The laying of the 157-kilometre-long section of the cable had started on November 20, and was finished on December 3, ahead of the schedule , according to report from daily Pobjeda, which cited the sources in the Italian company Terna S.p.A. The 136-kilometre-long section of the cable closer to Italy was installed earlier in 2015. The laying of the central part of the cable at the bed of the southern Adriatic Sea is scheduled for January 2017. The total length of the cable, which is planned to connect the facilities in the Italian city of Pescara and the Montenegrin Lastva Grbaljska village, is 455 kilometres.

Back in October, the Montenegrin transmission system operator (TSO) started works with the on-shore part of the cabling, in order to bypass Cape Jaz entry point on the way to the substation in Lastva Grbaljska. The works on substation “Lastva” and the 400 kV power line connecting Lastva, Čevo and Pljevlja are also in progress. The TSO, Montenegrin Power Transmission System (Crnogorski elektroprenosni sistem AD – CGES), said the substation investment is worth EUR 38.5 million, while the expenses for the Lastva-Čevo-Pljevlja power line are estimated at EUR 39 million.

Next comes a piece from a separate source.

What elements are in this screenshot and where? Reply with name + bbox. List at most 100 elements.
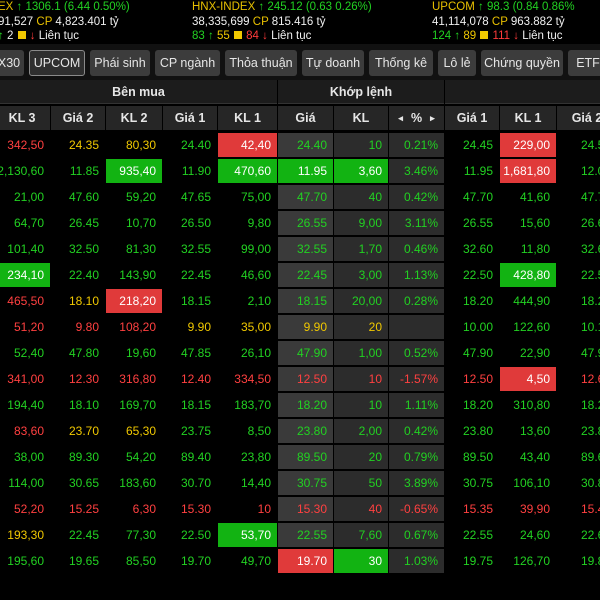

The Montenegro-Italy Interconnection Project is expected to be finished by early 2018, with the cable’s nominal capacity of 1,000 megawatts (MW). The special cable-laying boat “Skagerrak” from the Norwegian branch of Nexans performed the task of putting the cable on the Adriatic seabed, along with an optic telecommunications cable.

Authorities in Montenegro say that transmission of the electricity would provide CGES with a decent income, based on the 20% stake in the power cable capacity. The cable is a part of the Trans-Balkans Corridor which will  connect Montenegro and other countries of the Western Balkan (Bosnia and Herzegovina, Serbia) with  the Western Europe via Italy.